The effort started in Florida, kicked off when SACSCOC pressured a university system in Georgia and a university in Florida from accepting as candidates for leadership individuals who ideologically appeared at odds with the near-monolithic leftism infused throughout academia. It accelerated when states began to ban diversity, equity, and inclusion schemes as foundational parts of admission, instruction, and employment regimes at institutions. And it came into fruition when Republican Pres. Donald Trump earlier this year issued an executive order to make it easier to transfer among accreditors and to start new ones.
If nothing else, SACSCOC rulers are clever in hiding their intentions, cloaking their opposition to the potential leaders in Florida and Georgia with misdirection.
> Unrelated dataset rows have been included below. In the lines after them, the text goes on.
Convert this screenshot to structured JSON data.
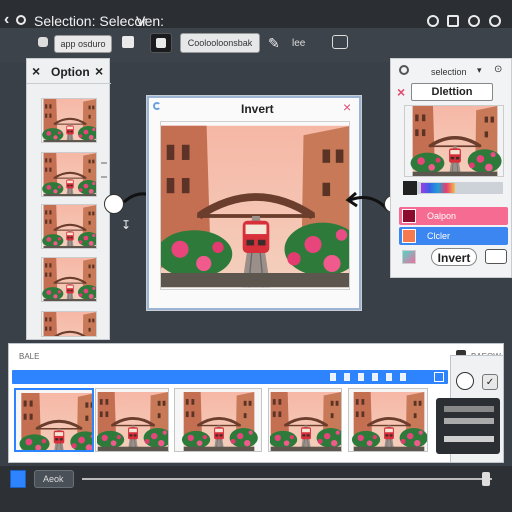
{
  "window": {
    "title": "Selection: Selecor",
    "menu_extra": "Ven:"
  },
  "toolbar": {
    "search_label": "app osduro",
    "mode_label": "Coolooloonsbak",
    "text_tool_label": "lee"
  },
  "left_panel": {
    "title": "Option"
  },
  "dialog": {
    "title": "Invert"
  },
  "right_panel": {
    "header_label": "selection",
    "selected_value": "Dlettion",
    "options": [
      {
        "label": "Oalpon",
        "color": "#f56b91"
      },
      {
        "label": "Clcler",
        "color": "#3c86f2"
      }
    ],
    "invert_button": "Invert"
  },
  "strip": {
    "left_label": "BALE",
    "right_label": "BAEOW"
  },
  "statusbar": {
    "back_label": "Aeok"
  },
  "colors": {
    "accent_blue": "#2e83ff",
    "pink": "#f56b91",
    "dark": "#2b2f34"
  }
}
And, unlike all other major accreditors, while it doesn’t have an ironclad regulation forcing DEI concepts into the business of higher education, like in The Bridge over the River Kwai with Shears’ rebuke that when a man like Col. Nicholson makes a suggestion it’s really an order, SACSCOC has put out a position statement whose suggestion really is an order that an institution needs to have DEI as a standard.
That easily can be enforced as an agency selects faculty members from accredited institutions to review each institution’s rubric for accreditation. For example, agency representatives can guide a quality enhancement plan into including certain elements under the penalty of rejecting it if it lacks those. But they needn’t be so oblique: sometimes they bluntly have threatened an institution with refusing accreditation because, for example, it’s not racially diverse enough.
With the Trump order, which chided higher education as a whole for falling graduation rates and rising costs as well as DEI standards that run afoul of anti-discrimination federal law and states’ laws while urging reduced bureaucracy and greater emphasis on student outcomes and school accountability in accreditation, in place, many agencies have begun backtracking on overt DEI requirements. But and executive order only lasts as long as the president who issued it stays in office, and it could go away in just a few years.
So, it’s best to break with the hidebound accreditation agencies like SACSCOC in favor of the CPHE model that comports to the intentions in Trump’s order. Landry’s order issued this week appoints system board members, key legislators, and a few others to study making the move to CPHE in a couple of years (CPHE can start the process for accrediting, but it will not become legally binding until the federal Department of Education itself approves of CPHE), with conclusions due early next year.
Why wait? Move in that direction now. Even some leftist academicians who might have DEI sympathies but who have become increasingly perturbed at the needless bureaucratic grind that is part of the accreditation process and who want institutions to focus more on students will applaud this effort. Regardless of how Louisiana gets there, it’s the sooner, the better.